If you watch the show Psych, then you may have seen the episode called Truer Lies, where Jonathan Silverman plays Lyin' Ryan, a compulsive liar. If you have, then you already know what these are, but be warned though, they don't travel well. ;?)

*Fries Quatro Queso Dos Fritos​*Makes 1 dozen​
Peanut or canola oil, for frying
12 small round potatoes, such as baby white potatoes, scrubbed clean, skin-on
Kosher salt
About 1 cup shredded 4 cheese Mexican blend (or use your own blend of Mexican-style cheeses, the sharper the better)
1/3 cup flour
1 egg, beaten
1/2 cup plain bread crumbs (or panko)
Freshly ground black pepper
Cayenne pepper

Bacon and Chili Sour Cream:
16 oz sour cream
2 scallions, sliced, plus more for garnish if desired
1/4 to 1/2 tsp. cayenne pepper or ancho chili powder
2 slices bacon, cooked and crumbled

Fill a Dutch oven 2-inches full with the oil and heat to 350 to 375 degrees F.

With a paring knife, lightly score 1 potato on its side and then slice it in half perpendicular to the score mark. This will help you know exactly which way to replace the potato halves. Use a small ice cream scoop or melon baller to scoop out the inside of each potato half, leaving no more than 1/4-inch of potato inside the skin.

Season the inside of each half with kosher salt, and then densely pack each half with 1/2 to 1 tablespoon of shredded cheese (that's about 1 to 2 packed tablespoons per potato), depending on the size of the potato and its cavity (pack the cheese really well because when it melts it will shrink).

Place the halves back together, using the score mark as a guide, and secure with a couple toothpicks. Repeat with the remaining potatoes.

Using a slotted spoon or spider skimmer, gently place a few of the stuffed potatoes at a time into the hot oil. Fry for about 8 to 10 minutes or until tender (a toothpick should be able to pierce through the potatoes easily). Remove fried potatoes to a paper towel-lined plate and repeat with the remaining potatoes in batches. Carefully remove the toothpicks, and allow the potatoes to cool slightly before proceeding.

Meanwhile, make the sauce by stirring together the sour cream, sliced scallions, and cayenne pepper.

Fill one bowl with flour, one bowl with the beaten egg, and one bowl with the bread crumbs. Season them all with salt and pepper, and season the bread crumbs with some cayenne pepper as well. This will be your breading station. One by one, dredge the potatoes in the flour mixture, shake off excess flour, coat with beaten egg, allow excess to drip off, and then finally coat with the bread crumbs. Set aside on a plate until ready to fry.
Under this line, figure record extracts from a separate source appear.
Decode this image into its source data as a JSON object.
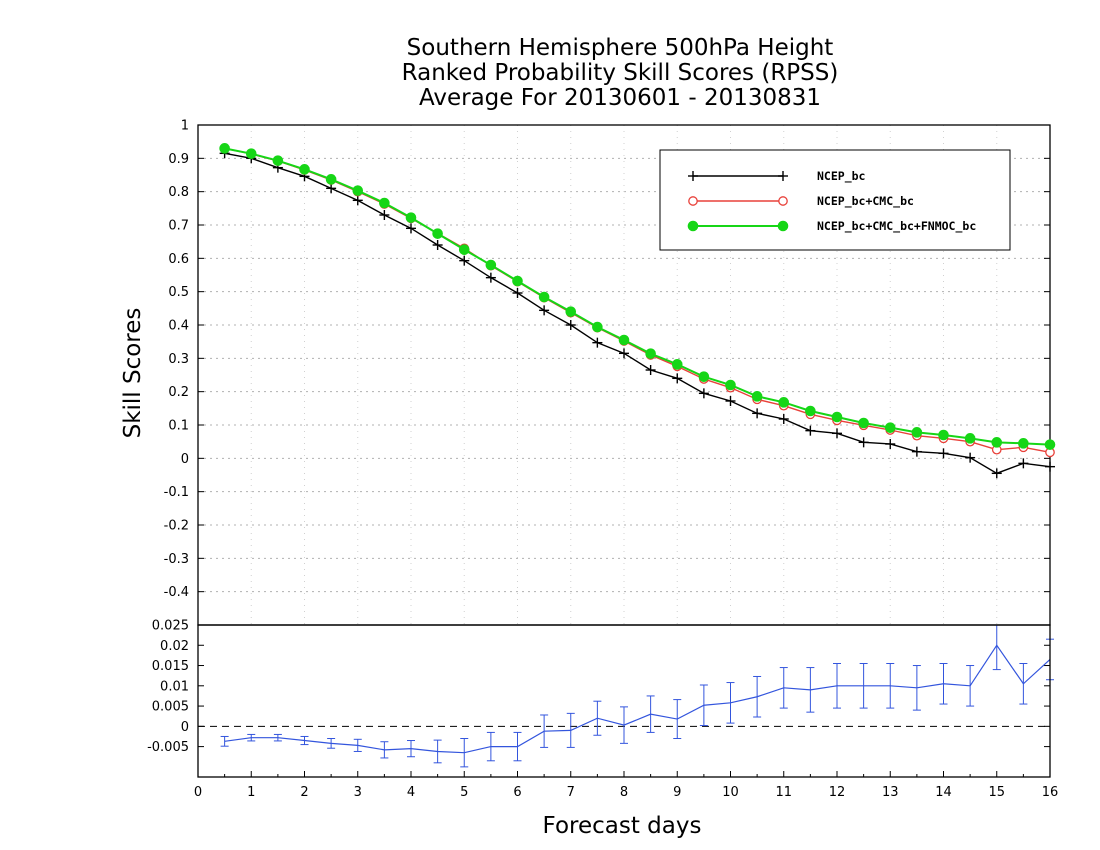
{
  "title_lines": [
    "Southern Hemisphere 500hPa Height",
    "Ranked Probability Skill Scores (RPSS)",
    "Average For 20130601 - 20130831"
  ],
  "chart_data": [
    {
      "type": "line",
      "panel": "main",
      "xlabel": "Forecast days",
      "ylabel": "Skill Scores",
      "xlim": [
        0,
        16
      ],
      "ylim": [
        -0.5,
        1.0
      ],
      "yticks": [
        -0.4,
        -0.3,
        -0.2,
        -0.1,
        0,
        0.1,
        0.2,
        0.3,
        0.4,
        0.5,
        0.6,
        0.7,
        0.8,
        0.9,
        1
      ],
      "ytick_labels": [
        "-0.4",
        "-0.3",
        "-0.2",
        "-0.1",
        "0",
        "0.1",
        "0.2",
        "0.3",
        "0.4",
        "0.5",
        "0.6",
        "0.7",
        "0.8",
        "0.9",
        "1"
      ],
      "grid": true,
      "legend_position": "top-right",
      "x": [
        0.5,
        1,
        1.5,
        2,
        2.5,
        3,
        3.5,
        4,
        4.5,
        5,
        5.5,
        6,
        6.5,
        7,
        7.5,
        8,
        8.5,
        9,
        9.5,
        10,
        10.5,
        11,
        11.5,
        12,
        12.5,
        13,
        13.5,
        14,
        14.5,
        15,
        15.5,
        16
      ],
      "series": [
        {
          "name": "NCEP_bc",
          "color": "#000000",
          "marker": "plus",
          "values": [
            0.915,
            0.9,
            0.872,
            0.846,
            0.81,
            0.774,
            0.73,
            0.69,
            0.64,
            0.593,
            0.542,
            0.496,
            0.444,
            0.4,
            0.347,
            0.315,
            0.265,
            0.24,
            0.195,
            0.172,
            0.135,
            0.118,
            0.083,
            0.075,
            0.048,
            0.043,
            0.02,
            0.015,
            0.002,
            -0.045,
            -0.015,
            -0.025
          ]
        },
        {
          "name": "NCEP_bc+CMC_bc",
          "color": "#e8413a",
          "marker": "open-circle",
          "values": [
            0.93,
            0.913,
            0.892,
            0.865,
            0.835,
            0.8,
            0.763,
            0.72,
            0.675,
            0.63,
            0.578,
            0.53,
            0.482,
            0.437,
            0.392,
            0.352,
            0.31,
            0.276,
            0.238,
            0.212,
            0.177,
            0.158,
            0.132,
            0.114,
            0.099,
            0.085,
            0.068,
            0.06,
            0.05,
            0.026,
            0.033,
            0.018
          ]
        },
        {
          "name": "NCEP_bc+CMC_bc+FNMOC_bc",
          "color": "#16d616",
          "marker": "filled-circle",
          "values": [
            0.93,
            0.914,
            0.893,
            0.867,
            0.837,
            0.803,
            0.766,
            0.722,
            0.674,
            0.626,
            0.58,
            0.532,
            0.484,
            0.44,
            0.394,
            0.355,
            0.314,
            0.282,
            0.245,
            0.22,
            0.186,
            0.168,
            0.142,
            0.124,
            0.106,
            0.092,
            0.078,
            0.07,
            0.06,
            0.048,
            0.045,
            0.041
          ]
        }
      ]
    },
    {
      "type": "line",
      "panel": "difference",
      "xlim": [
        0,
        16
      ],
      "ylim": [
        -0.0125,
        0.025
      ],
      "xticks": [
        0,
        1,
        2,
        3,
        4,
        5,
        6,
        7,
        8,
        9,
        10,
        11,
        12,
        13,
        14,
        15,
        16
      ],
      "xtick_labels": [
        "0",
        "1",
        "2",
        "3",
        "4",
        "5",
        "6",
        "7",
        "8",
        "9",
        "10",
        "11",
        "12",
        "13",
        "14",
        "15",
        "16"
      ],
      "yticks": [
        -0.005,
        0,
        0.005,
        0.01,
        0.015,
        0.02,
        0.025
      ],
      "ytick_labels": [
        "-0.005",
        "0",
        "0.005",
        "0.01",
        "0.015",
        "0.02",
        "0.025"
      ],
      "zero_line": "dashed",
      "series": [
        {
          "color": "#3355dd",
          "error_bars": true,
          "x": [
            0.5,
            1,
            1.5,
            2,
            2.5,
            3,
            3.5,
            4,
            4.5,
            5,
            5.5,
            6,
            6.5,
            7,
            7.5,
            8,
            8.5,
            9,
            9.5,
            10,
            10.5,
            11,
            11.5,
            12,
            12.5,
            13,
            13.5,
            14,
            14.5,
            15,
            15.5,
            16
          ],
          "values": [
            -0.0037,
            -0.0028,
            -0.0028,
            -0.0035,
            -0.0042,
            -0.0047,
            -0.0058,
            -0.0055,
            -0.0062,
            -0.0065,
            -0.005,
            -0.005,
            -0.0012,
            -0.001,
            0.002,
            0.0003,
            0.003,
            0.0018,
            0.0052,
            0.0058,
            0.0073,
            0.0095,
            0.009,
            0.01,
            0.01,
            0.01,
            0.0095,
            0.0105,
            0.01,
            0.02,
            0.0105,
            0.0165
          ],
          "error": [
            0.0012,
            0.0008,
            0.0008,
            0.001,
            0.0012,
            0.0015,
            0.002,
            0.002,
            0.0028,
            0.0035,
            0.0035,
            0.0035,
            0.004,
            0.0042,
            0.0042,
            0.0045,
            0.0045,
            0.0048,
            0.005,
            0.005,
            0.005,
            0.005,
            0.0055,
            0.0055,
            0.0055,
            0.0055,
            0.0055,
            0.005,
            0.005,
            0.006,
            0.005,
            0.005
          ]
        }
      ]
    }
  ]
}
When all the potatoes have been breaded, and the oil is back to the correct temperature (350 to 375 degrees F), use the slotted spoon or spider skimmer once again to gently lower the breaded potatoes into the oil. Fry for 1 to 2 minutes until golden. Remove to a paper towel-lined plate and sprinkle with salt to season.

Serve Fries Quatro Queso Dos Fritos with the chili sour cream and crumbled bacon, and garnish with more scallions if desired.


----------



## k0xxx (Oct 27, 2011)

Just thought that I'd add a photo to go with the above recipe.


----------



## NaeKid (Oct 17, 2008)

Ohh ... that's pretty. Now I am hungry and I just had supper!


----------



## gypsysue (Mar 27, 2010)

Ohhhhhh man! That looks delicious! I can almost taste it after reading the directions, and the picture just did me in! I've got to give that one a try!


----------